Glaxo-Smith-Kline, the manufacturers of Boostrix®-IPV, have been informed of this adverse event. In the future it may be necessary for vaccine product information to include a reminder to warn patients of the risk of lymphoedema, or for compression garments to be worn on the at risk limb for a period of time after vaccination. However, given that there are no studies that prove or disprove an association between vaccination and the risk of developing or exacerbating lymphoedema, care needs to be taken in the advice that is delivered to patients by clinicians.
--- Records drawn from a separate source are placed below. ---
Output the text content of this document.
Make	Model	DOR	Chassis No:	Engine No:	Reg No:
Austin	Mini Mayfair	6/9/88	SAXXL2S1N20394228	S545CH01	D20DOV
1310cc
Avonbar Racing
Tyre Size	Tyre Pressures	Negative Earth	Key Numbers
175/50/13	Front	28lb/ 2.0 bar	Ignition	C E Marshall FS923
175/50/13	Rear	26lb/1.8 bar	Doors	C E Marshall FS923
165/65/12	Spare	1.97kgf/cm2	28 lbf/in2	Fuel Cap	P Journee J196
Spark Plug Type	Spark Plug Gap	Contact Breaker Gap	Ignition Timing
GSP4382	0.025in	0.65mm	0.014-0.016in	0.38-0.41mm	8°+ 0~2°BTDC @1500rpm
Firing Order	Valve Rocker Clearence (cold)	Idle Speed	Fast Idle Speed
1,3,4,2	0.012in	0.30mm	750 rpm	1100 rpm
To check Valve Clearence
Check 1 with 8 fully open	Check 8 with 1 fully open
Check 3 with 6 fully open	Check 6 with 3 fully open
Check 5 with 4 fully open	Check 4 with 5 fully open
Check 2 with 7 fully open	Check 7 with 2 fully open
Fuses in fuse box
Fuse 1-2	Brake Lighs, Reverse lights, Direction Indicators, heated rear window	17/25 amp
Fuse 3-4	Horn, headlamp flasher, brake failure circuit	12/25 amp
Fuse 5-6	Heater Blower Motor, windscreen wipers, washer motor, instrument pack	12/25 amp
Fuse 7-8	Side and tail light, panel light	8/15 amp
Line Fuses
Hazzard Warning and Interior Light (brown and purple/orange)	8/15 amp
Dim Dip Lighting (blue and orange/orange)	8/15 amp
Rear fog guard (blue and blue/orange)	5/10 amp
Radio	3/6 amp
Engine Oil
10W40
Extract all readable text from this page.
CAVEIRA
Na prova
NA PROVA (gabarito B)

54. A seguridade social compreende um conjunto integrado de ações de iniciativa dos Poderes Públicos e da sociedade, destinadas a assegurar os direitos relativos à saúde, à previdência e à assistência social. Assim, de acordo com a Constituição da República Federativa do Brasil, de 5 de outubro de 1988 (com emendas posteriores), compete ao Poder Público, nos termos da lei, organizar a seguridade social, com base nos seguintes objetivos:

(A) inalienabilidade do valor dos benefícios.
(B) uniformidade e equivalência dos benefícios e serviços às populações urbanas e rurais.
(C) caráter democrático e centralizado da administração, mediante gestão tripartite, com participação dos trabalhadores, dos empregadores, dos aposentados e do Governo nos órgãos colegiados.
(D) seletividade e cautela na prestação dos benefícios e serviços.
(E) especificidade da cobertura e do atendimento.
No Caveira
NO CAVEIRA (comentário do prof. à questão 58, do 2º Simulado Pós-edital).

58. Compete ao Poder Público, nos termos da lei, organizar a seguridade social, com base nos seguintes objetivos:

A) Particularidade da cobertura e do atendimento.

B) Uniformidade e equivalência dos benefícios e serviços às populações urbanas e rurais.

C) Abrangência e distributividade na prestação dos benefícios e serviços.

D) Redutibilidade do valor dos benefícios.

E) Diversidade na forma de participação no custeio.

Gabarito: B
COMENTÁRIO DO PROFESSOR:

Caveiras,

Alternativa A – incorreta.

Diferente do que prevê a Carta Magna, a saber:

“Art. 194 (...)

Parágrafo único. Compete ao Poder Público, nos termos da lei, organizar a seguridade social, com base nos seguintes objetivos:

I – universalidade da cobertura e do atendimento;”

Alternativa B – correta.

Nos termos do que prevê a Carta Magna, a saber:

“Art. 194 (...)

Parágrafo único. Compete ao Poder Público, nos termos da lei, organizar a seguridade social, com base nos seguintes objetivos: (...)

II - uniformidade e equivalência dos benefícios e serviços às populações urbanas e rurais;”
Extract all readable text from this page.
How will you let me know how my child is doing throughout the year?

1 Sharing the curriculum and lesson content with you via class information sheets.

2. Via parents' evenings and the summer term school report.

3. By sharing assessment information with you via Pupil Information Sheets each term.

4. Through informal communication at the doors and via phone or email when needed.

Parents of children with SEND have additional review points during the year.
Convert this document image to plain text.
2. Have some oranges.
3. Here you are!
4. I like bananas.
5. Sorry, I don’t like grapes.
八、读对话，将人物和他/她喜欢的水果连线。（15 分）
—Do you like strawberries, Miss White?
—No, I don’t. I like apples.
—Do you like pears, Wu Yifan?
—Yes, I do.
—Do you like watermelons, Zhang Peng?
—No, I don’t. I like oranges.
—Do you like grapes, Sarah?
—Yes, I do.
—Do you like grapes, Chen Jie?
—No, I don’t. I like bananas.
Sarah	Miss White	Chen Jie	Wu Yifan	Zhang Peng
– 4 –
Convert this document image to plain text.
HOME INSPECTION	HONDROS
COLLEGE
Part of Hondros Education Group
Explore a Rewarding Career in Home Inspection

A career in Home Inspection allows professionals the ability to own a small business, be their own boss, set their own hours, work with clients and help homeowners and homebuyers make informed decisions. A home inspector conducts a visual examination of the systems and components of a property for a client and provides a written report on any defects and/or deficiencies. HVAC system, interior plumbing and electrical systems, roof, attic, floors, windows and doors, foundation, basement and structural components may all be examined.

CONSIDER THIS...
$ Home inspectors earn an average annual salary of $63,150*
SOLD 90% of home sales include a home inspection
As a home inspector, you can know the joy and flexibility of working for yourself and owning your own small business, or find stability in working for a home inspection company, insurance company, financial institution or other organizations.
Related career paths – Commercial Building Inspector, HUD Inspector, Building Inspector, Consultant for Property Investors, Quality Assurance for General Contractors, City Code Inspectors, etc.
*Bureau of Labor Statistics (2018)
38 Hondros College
This is also true for factors such as air travel, intravenous cannulations, blood pressure cuffs, tourniquets and prolonged exposure to heat, for which there is very little evidence to support or deny a relationship with lymphoedema.

Key points

  • Risk of lymphoedema in patients who have had surgery and/or radiotherapy for breast cancer may still be present many years after treatment.
  • Vaccinations may increase the risk of lymphoedema, regardless of whether or not the injection is performed on the 'at risk' side.
  • Early referral to an appropriate lymphoedema physiotherapist is recommended should lymphoedema occur following vaccination.